Ombre, silence et immobilité
Pénombre, murmure de cordes vibrantes, vent dans les branches, crissement du sable sur lui-même, voix humaines, et lenteur de butô

Les silhouettes des danseurs, au lointain, font face au mur de fond. Mur gris de béton ou ciel voilé d’entrées maritimes, surface qui se fera changeante au gré de la lumière, une dénudée et belle scénographie de Camille Vallat. Il y a une opacité dans cette ouverture, ces êtres si éloignés, ce mur si gris, une opacité mais aussi une attente.
Et puis ils s’animent, sur des percussions traditionnelles mutées électro. Visages concentrés, vêtus des couleurs des montagnes du Maroc, d’où est originaire le chorégraphe Fouad Boussouf, ocres jaunes, bruns, verts, les sept danseurs sont très ancrés, pieds enracinés, solides, et corps tout en élévation, tension vers le haut, plexus solaire ouvert, épaules rejetées, torse et bras cherchant le ciel ou l’accueillant. Lignes et cercles, rondes et courses. Un mouvement incessant, tel les vagues battant la rive, tel la circulation du sang dans le corps. De rares pauses, contenant dans leur fixité la continuité du mouvement. De brefs suspens, à la frontière du déséquilibre.
 

Näss, c’est « les gens », en arabe ; des hommes, ici. Ailleurs, Fouad Boussouf a composé de splendides pièces pour des femmes : Feû, ou des groupes mixtes. Mais ici, ce sont des hommes. Et de leurs corps et leurs expériences si diverses – jeunes ou moins jeunes, secs ou trapus, peaux couleur de sables ou de terres, issus du hip-hop, de la danse traditionnelle marocaine ou du cirque contemporain -, ils construisent un groupe homogène, qui a trouvé sa respiration commune, un engagement physique partagé, une même pulsation.
Näss, c’est aussi une référence au nom du groupe marocain Nass el Ghiwane, dont le son, l’énergie et la résonnance avec la parole de la jeunesse de l’époque ont inspirés Fouad Boussouf.
Alors dans sa danse comme dans la très riche création sonore se mêlent intimement la tradition de la terre natale, et l’urbain du temps et des villes d’aujourd’hui. Des spirales de soufi s’achèvent en figures acrobatiques hip-hop. Les beaux mouvements d’ensemble, enfiévrés, vibrants, où chacun est une particule d’un tout, s’ouvrent parfois pour laisser quelques électrons s’échapper, en soli véloces, ou en pas de deux batailleurs et fraternels, parfois se jouant de la mise en danger de manière spectaculaire.
 

Une rupture se fait, les instruments se taisent pour laisser la place à la seule musique des danseurs, frappes des pieds sur le sol, souffles, forçant l’attention. S’ouvre alors une partition plus nocturne, plus électro, plus violente. Car cela aussi anime les hommes, la colère, l’ombre, le goût de l’affrontement, et l’écriture généreuse et solaire de Fouad Boussouf ne laisse pas ces pulsions plus sombres, plus farouches, de côté. Pourtant ce qu’il nous raconte là, c’est que l’élan de vie est plus fort. Et la rage va se transe-former en fougue, les visages enfin s’éclairer et sourire, et les gestes cent fois répétés se reproduire encore, mais gonflés de joie – et les cœurs des spectateurs, exultants, à l’unisson. On quitte ce spectacle intense et hypnotique les muscles frémissant de musique et de danse, et l’âme réchauffée d’allégresse.

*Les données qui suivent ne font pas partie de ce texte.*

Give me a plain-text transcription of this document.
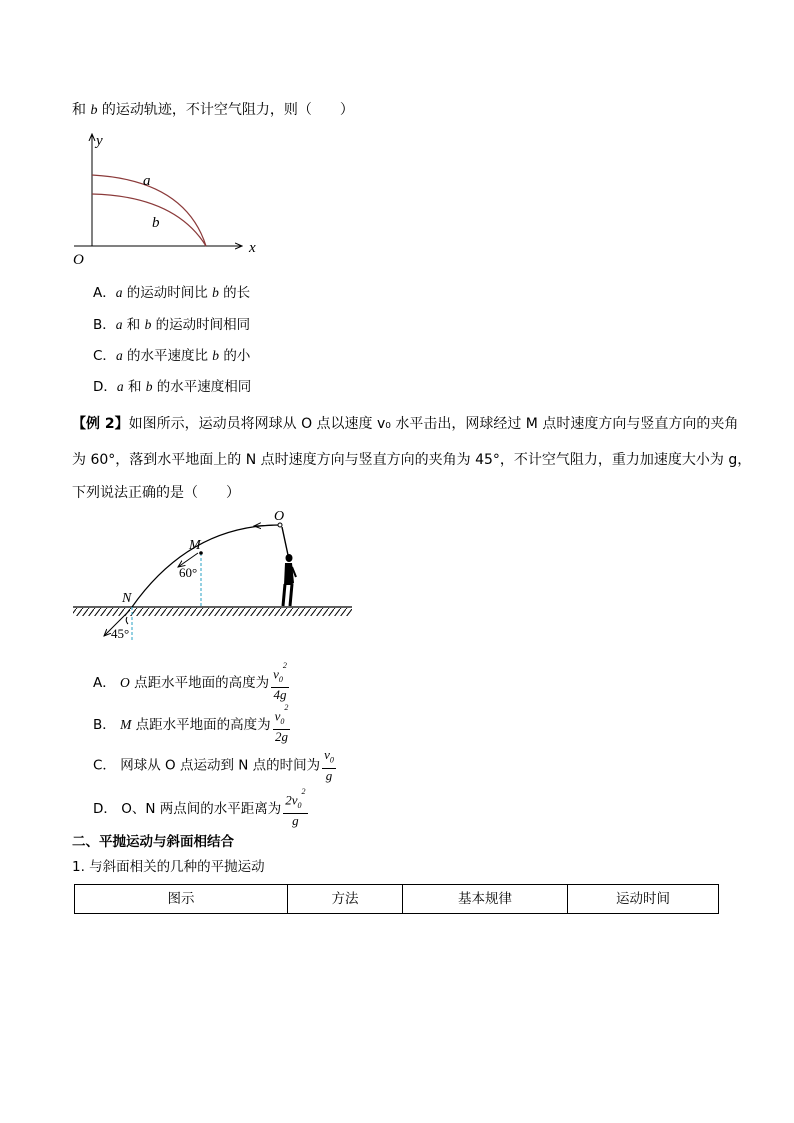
和 b 的运动轨迹，不计空气阻力，则（　　）
y
x
O
a
b
A．a 的运动时间比 b 的长
B．a 和 b 的运动时间相同
C．a 的水平速度比 b 的小
D．a 和 b 的水平速度相同
【例 2】如图所示，运动员将网球从 O 点以速度 v₀ 水平击出，网球经过 M 点时速度方向与竖直方向的夹角
为 60°，落到水平地面上的 N 点时速度方向与竖直方向的夹角为 45°，不计空气阻力，重力加速度大小为 g，
下列说法正确的是（　　）
O
M
N
60°
45°
A． O 点距水平地面的高度为 $\frac{v_0^2}{4g}$
B． M 点距水平地面的高度为 $\frac{v_0^2}{2g}$
C． 网球从 O 点运动到 N 点的时间为 $\frac{v_0}{g}$
D． O、N 两点间的水平距离为 $\frac{2v_0^2}{g}$
二、平抛运动与斜面相结合
1. 与斜面相关的几种的平抛运动
图示	方法	基本规律	运动时间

C’était la dernière à La Scala lorsque j’ai assisté à ce spectacle, créé en 2018, à guetter en tournée – celui-ci ou les autres créations de Fouad Boussouf*

Marie-Hélène Guérin

 
NÄSS
Vu à La Scala le 28 avril 2024
Un spectacle de la Compagnie Massala
Chorégraphie Fouad Boussouf
Interprètes Sami Blond, Mathieu Bord, Elie Tremblay, Yanice Djae, Loïc Elice, Justin Gouin, Maëlo Hernandez
Assistant chorégraphie Bruno Domingues Torres | Lumière Fabrice Sarcy | Costumes et scénographie Camille Vallat | Son et arrangements Roman Bestion, Fouad Boussouf, Marion Castor
Tour manager Mathieu Morelle | Régie générale/lumière Romain Perrillat-Collomb, Benoît Cherouvrier
Photos © Charlotte Audureau

* à voir :
Fêu
• MAM de Paris dans le cadre de la Nuit des musées (forme courte) 18 mai
• Théâtre d’Orléans – Scène Nationale 29 mai
• Équinoxe – Scène Nationale de Châteauroux 31 mai

Oüm
• La Manufacture – CDCN de Bordeaux 16 mai
• MAM de Paris dans le cadre de la Nuit des musées (forme courte) 18 mai

Yës
• Théâtre Jacques Carat – Cachan 4 > 5 mai
• Festival Cluny Danse 18 mai
• Collège Gérard Philipe – Villeparisis 21 mai
• Théâtre de la Ville – Paris 23 > 25 mai

Plein Phare Out #2 Spectacles en plein air 24 > 26 mai

Production Compagnie Massala
Reprise de production Le Phare – Centre chorégraphique national du Havre Normandie, direction Fouad Boussouf
Coproduction Théâtre Jean Vilar – Vitry-sur-Seine, Le Prisme – Élancourt, Institut du Monde Arabe – Tourcoing, Fontenay-en- Scènes – Fontenay-sous-Bois, Théâtre des Bergeries – Noisy-le- Sec, La Briqueterie – CDCN du Val-de-¬Marne, Le FLOW – pôle Culture Ville de Lille, Institut français de Marrakech
Soutiens : ADAMI, Conseil départemental du Val- de-Marne, Région Ile-de-France, Ville de Vitry-sur- Seine, SPEDIDAM, Institut Français de Marrakech, Ministère de la Culture, DRAC Normandie, Région Normandie, Ville du Havre, Département de Seine-Maritime, La Briqueterie – CDCN du Val-de-Marne, Le POC d’Alfortville, Centre National de la Danse
Le FLOW – pôle Culture Ville de Lille, Cirques Shems’y – Salé, Maroc, Royal Air Maroc
Théâtre des Bergeries – Noisy-le- Sec, La Briqueterie – CDCN du Val-de-Marne

Fêu : des femmes puissantes

Dans l’obscurité, les silhouettes des danseuses se précisent, doublées de leurs ombres géantes; elles instaurent une ronde magnétique et rigoureuse autour d’une minuscule bougie rougeoyante, dans un grondement de basses à la limite de l’infrabasse, plus vibratoires que sonores. On reconnaît l’intensité tellurique des compositions de François Caffenne, dont l’électro puissante avait contribuer au saisissement des spectateurs de Tragédie d’Olivier Dubois.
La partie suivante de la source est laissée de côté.